Jurassic World Fallen Kingdom movie review: It’s a film of our times. As scientists underline that we are now into the ‘Anthropocene epoch’ — or a human-influenced age, for the first time in Earth’s history — and as man plays God with nature, Fallen Kingdom does well to catch on.
Written by Shalini Langer | New Delhi | Updated: June 8, 2018 7:38:55 am
Jurassic World Fallen Kingdom movie cast: Chris Pratt, Bryce Dallas Howard, Rafe Spall, Jeff Goldblum, James Cromwell
Jurassic World Fallen Kingdom movie director: J. A. Bayona
Jurassic World Fallen Kingdom movie rating: 3.5 stars
Starting 1993’s Jurassic Park — 1990, if you count the Michael Crichton novel — humans have been tinkering with dinosaurs and, when things go bad, eventually leaving them to their own devices. On an island, at a safe enough distance from mainland.
Bayona, a director who knows how to play with horror, mind and fears, in smaller spaces (The Orphanage, A Monster Calls), takes a giant, T-Rex, leap in Fallen Kingdom. He brings the dinosaurs home.
We watch the giant creatures, abandoned after yet another experiment gone wrong in the last Jurassic World (2015), about to be wiped off as a species, with a dormant volcano coming alive on their home Isla Nublar. In a poignant scene, obviously meant to signify how it may have happened in real life when a meteor struck and killed the dinosaurs (as per one theory), we watch one harmless herbivore let out a haunting moan as his world goes up in fire and smoke.

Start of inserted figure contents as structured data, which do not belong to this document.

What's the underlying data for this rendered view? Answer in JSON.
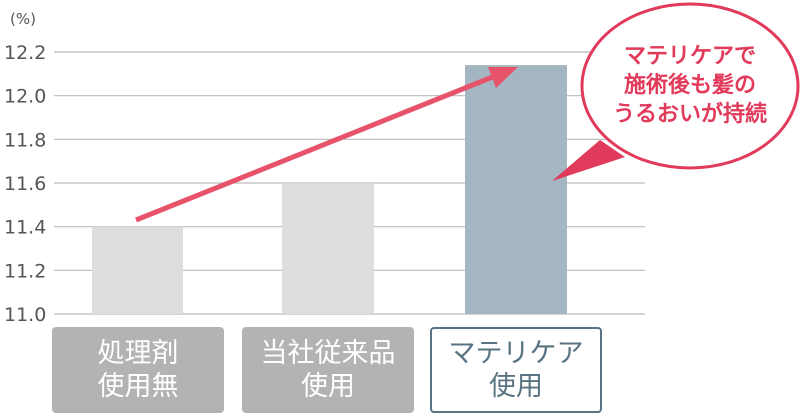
{
  "chart_data": {
    "type": "bar",
    "ylabel": "(%)",
    "ylim": [
      11.0,
      12.2
    ],
    "yticks": [
      "11.0",
      "11.2",
      "11.4",
      "11.6",
      "11.8",
      "12.0",
      "12.2"
    ],
    "grid": true,
    "categories": [
      [
        "処理剤",
        "使用無"
      ],
      [
        "当社従来品",
        "使用"
      ],
      [
        "マテリケア",
        "使用"
      ]
    ],
    "values": [
      11.4,
      11.6,
      12.14
    ],
    "bar_colors": [
      "#dcdddc",
      "#dcdddc",
      "#a4b6c1"
    ],
    "annotation": {
      "lines": [
        "マテリケアで",
        "施術後も髪の",
        "うるおいが持続"
      ],
      "color": "#e23a5a"
    },
    "arrow_color": "#e8536c"
  }
}
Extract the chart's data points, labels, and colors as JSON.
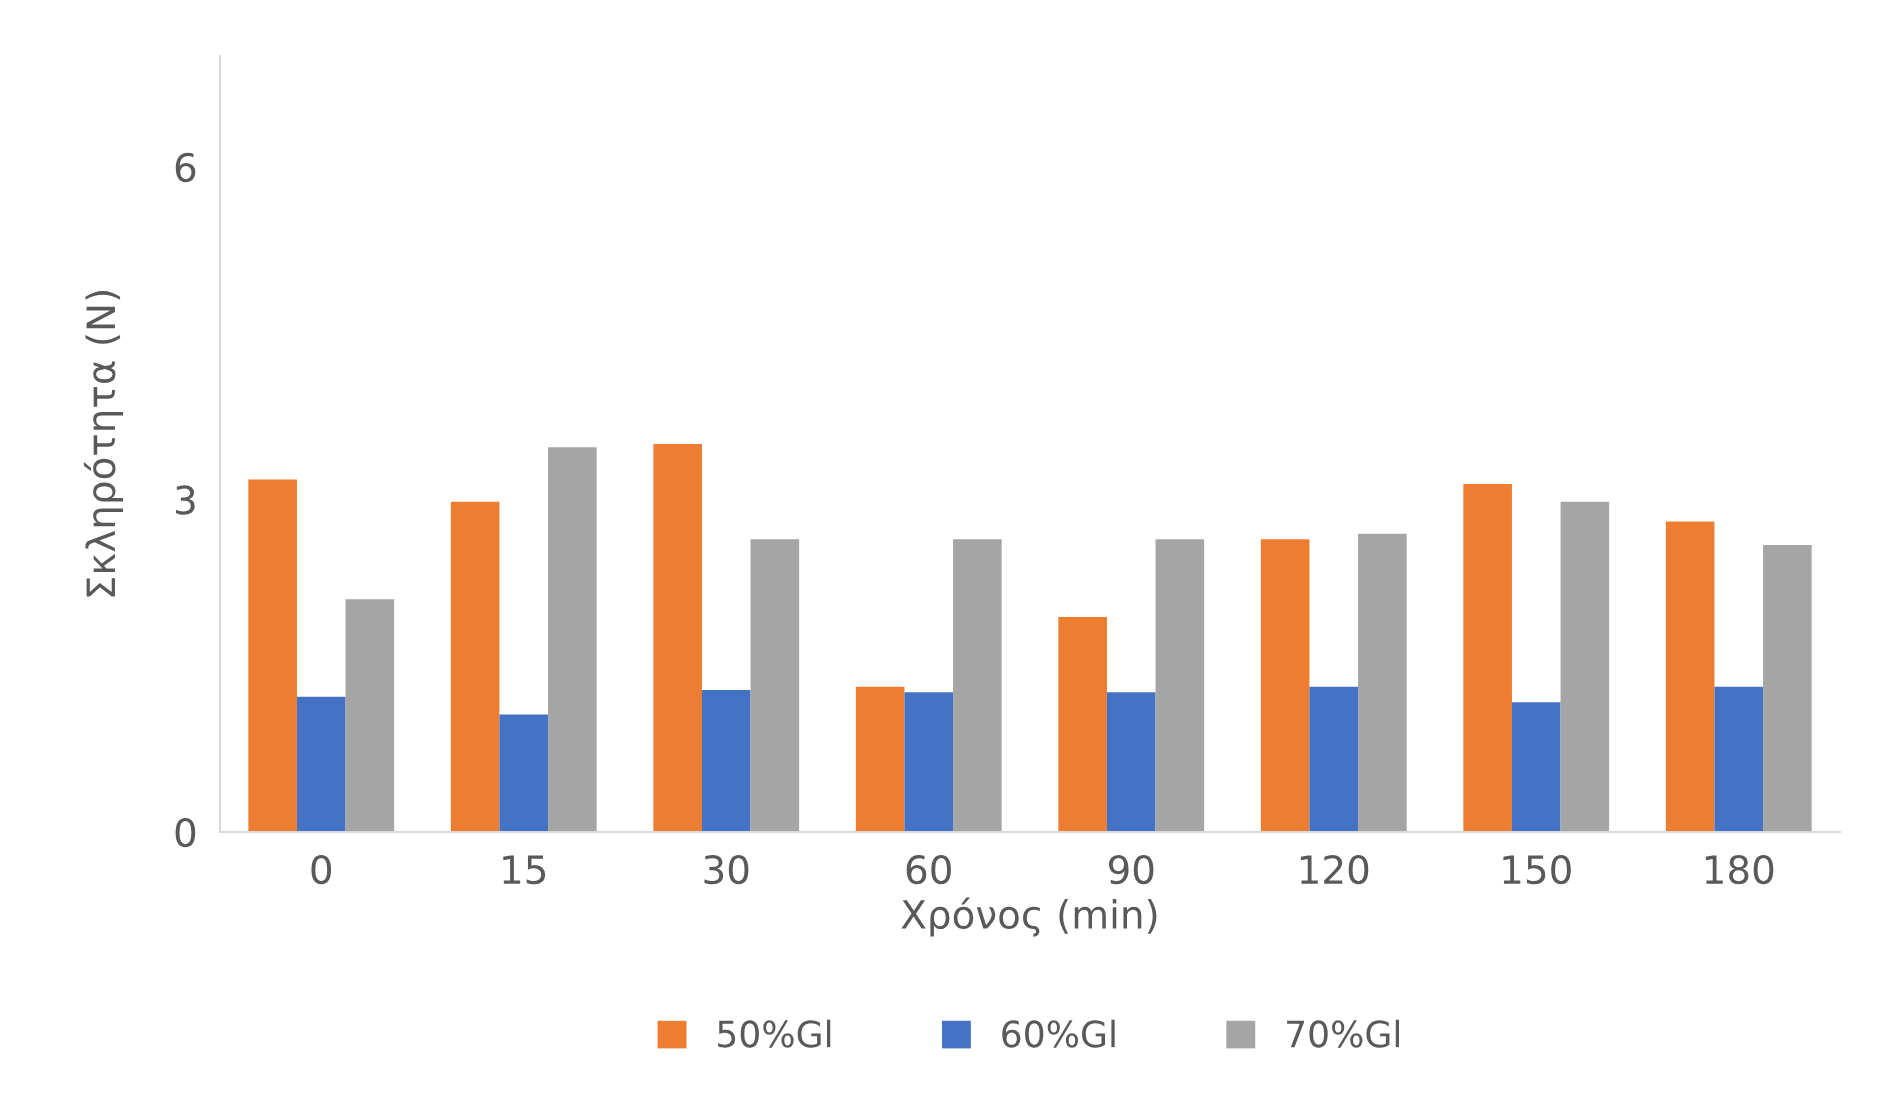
{
  "chart_data": {
    "type": "bar",
    "xlabel": "Χρόνος (min)",
    "ylabel": "Σκληρότητα (N)",
    "categories": [
      "0",
      "15",
      "30",
      "60",
      "90",
      "120",
      "150",
      "180"
    ],
    "series": [
      {
        "name": "50%Gl",
        "color": "#ed7d31",
        "values": [
          3.18,
          2.98,
          3.5,
          1.31,
          1.94,
          2.64,
          3.14,
          2.8
        ]
      },
      {
        "name": "60%Gl",
        "color": "#4472c4",
        "values": [
          1.22,
          1.06,
          1.28,
          1.26,
          1.26,
          1.31,
          1.17,
          1.31
        ]
      },
      {
        "name": "70%Gl",
        "color": "#a5a5a5",
        "values": [
          2.1,
          3.47,
          2.64,
          2.64,
          2.64,
          2.69,
          2.98,
          2.59
        ]
      }
    ],
    "ylim": [
      0,
      7
    ],
    "yticks": [
      0,
      3,
      6
    ],
    "grid": false,
    "legend": "bottom"
  }
}
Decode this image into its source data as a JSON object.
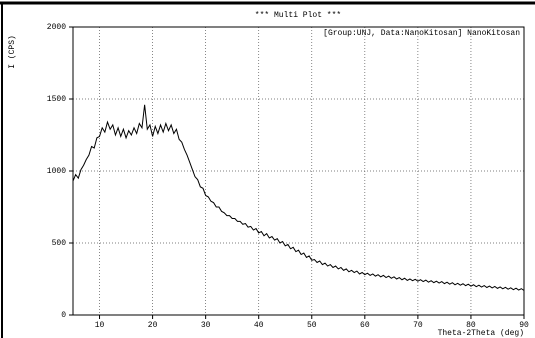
{
  "chart_data": {
    "type": "line",
    "title": "***   Multi Plot   ***",
    "legend_text": "[Group:UNJ, Data:NanoKitosan] NanoKitosan",
    "ylabel": "I (CPS)",
    "xlabel": "Theta-2Theta (deg)",
    "xlim": [
      5,
      90
    ],
    "ylim": [
      0,
      2000
    ],
    "xticks": [
      10,
      20,
      30,
      40,
      50,
      60,
      70,
      80,
      90
    ],
    "yticks": [
      0,
      500,
      1000,
      1500,
      2000
    ],
    "grid": true,
    "series": [
      {
        "color": "#000000",
        "x": [
          5,
          5.5,
          6,
          6.5,
          7,
          7.5,
          8,
          8.5,
          9,
          9.5,
          10,
          10.5,
          11,
          11.5,
          12,
          12.5,
          13,
          13.5,
          14,
          14.5,
          15,
          15.5,
          16,
          16.5,
          17,
          17.5,
          18,
          18.5,
          19,
          19.5,
          20,
          20.5,
          21,
          21.5,
          22,
          22.5,
          23,
          23.5,
          24,
          24.5,
          25,
          25.5,
          26,
          26.5,
          27,
          27.5,
          28,
          28.5,
          29,
          29.5,
          30,
          30.5,
          31,
          31.5,
          32,
          32.5,
          33,
          33.5,
          34,
          34.5,
          35,
          35.5,
          36,
          36.5,
          37,
          37.5,
          38,
          38.5,
          39,
          39.5,
          40,
          40.5,
          41,
          41.5,
          42,
          42.5,
          43,
          43.5,
          44,
          44.5,
          45,
          45.5,
          46,
          46.5,
          47,
          47.5,
          48,
          48.5,
          49,
          49.5,
          50,
          50.5,
          51,
          51.5,
          52,
          52.5,
          53,
          53.5,
          54,
          54.5,
          55,
          55.5,
          56,
          56.5,
          57,
          57.5,
          58,
          58.5,
          59,
          59.5,
          60,
          60.5,
          61,
          61.5,
          62,
          62.5,
          63,
          63.5,
          64,
          64.5,
          65,
          65.5,
          66,
          66.5,
          67,
          67.5,
          68,
          68.5,
          69,
          69.5,
          70,
          70.5,
          71,
          71.5,
          72,
          72.5,
          73,
          73.5,
          74,
          74.5,
          75,
          75.5,
          76,
          76.5,
          77,
          77.5,
          78,
          78.5,
          79,
          79.5,
          80,
          80.5,
          81,
          81.5,
          82,
          82.5,
          83,
          83.5,
          84,
          84.5,
          85,
          85.5,
          86,
          86.5,
          87,
          87.5,
          88,
          88.5,
          89,
          89.5,
          90
        ],
        "values": [
          930,
          975,
          950,
          1010,
          1040,
          1080,
          1110,
          1170,
          1160,
          1230,
          1240,
          1300,
          1270,
          1340,
          1290,
          1320,
          1250,
          1300,
          1240,
          1290,
          1230,
          1280,
          1250,
          1300,
          1260,
          1330,
          1300,
          1460,
          1290,
          1320,
          1240,
          1310,
          1260,
          1320,
          1270,
          1330,
          1280,
          1320,
          1260,
          1290,
          1220,
          1200,
          1150,
          1110,
          1060,
          1010,
          960,
          940,
          890,
          880,
          830,
          820,
          790,
          780,
          750,
          750,
          720,
          710,
          690,
          690,
          670,
          670,
          650,
          650,
          630,
          635,
          610,
          615,
          590,
          600,
          570,
          580,
          550,
          565,
          535,
          545,
          520,
          530,
          500,
          510,
          480,
          490,
          460,
          470,
          440,
          450,
          420,
          430,
          400,
          410,
          380,
          385,
          365,
          375,
          350,
          360,
          340,
          350,
          330,
          340,
          320,
          330,
          310,
          320,
          300,
          310,
          295,
          305,
          285,
          295,
          280,
          290,
          275,
          285,
          270,
          280,
          265,
          275,
          260,
          270,
          255,
          265,
          250,
          260,
          245,
          255,
          240,
          250,
          238,
          248,
          235,
          245,
          232,
          242,
          228,
          238,
          225,
          235,
          222,
          232,
          218,
          228,
          214,
          224,
          210,
          220,
          207,
          217,
          204,
          214,
          200,
          210,
          197,
          207,
          194,
          204,
          191,
          201,
          188,
          198,
          185,
          195,
          182,
          192,
          179,
          189,
          176,
          186,
          173,
          183,
          170
        ]
      }
    ]
  }
}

It’s when the action moves into a castle, as fairy tale-like as they come, and into its cellars, as dungeon-like as they come, that Fallen Kingdom really comes alive. The castle is owned by Benjamin Lockwood (Cromwell) who, along with John Hammond (played in a couple of Jurassic Park films by Richard Attenborough), was behind the original idea to create a theme park around dinosaurs engineered out of an egg.
The egg that started it all.
Like all fairy tales, good co-exists with evil quite happily and unseen here, and Bayona unpeels the layers quite slowly and assuredly. It’s an achievement to keep our eyes focused on this at a time when rapacious dinosaurs, many who have been genetically altered by humans (including Dr Wu) to turn them into killing machines, are rampaging through the castle.
But then the film is clear about who the real animals are here. More than any other Jurassic Park film, its fingers are pointed at humans. This particular species comes in all shades in the film, those with horns and those with halos, and writers Colin Trevorrow and Derek Connolly are unapologetic in outing both kinds. Mills (Spall) is the obvious bad guy, plotting to sell the dinosaurs for their abilities to be used as soldiers in a world populated — yes, again — by “Slovenians”, “Russians” and some assorted mad men toting Wild West hats. However, are the do-gooders Claire (Howard) and Owen (Pratt), who allowed the tinkering of dinosaurs to begin under their watch in the Jurassic World of 2015, as squeaky clean as they pretend to be?
Bayona does stretch the violence way too much towards the end, having done admirably well without resorting to it earlier. The film could do with some sharper editing, and smaller run time. But gratifyingly, even as we know that a sequel is on the way, it still packs in a surprise ending. Pratt continues to have a commanding screen presence but child actor Isabella Sermon almost steals the show.
Above all, it’s a film of our times. As scientists underline that we are now into the ‘Anthropocene epoch’ — or a human-influenced age, for the first time in Earth’s history — and as man plays God with nature, Fallen Kingdom does well to catch on.
To those who know their Bible, the title may be no coincidence.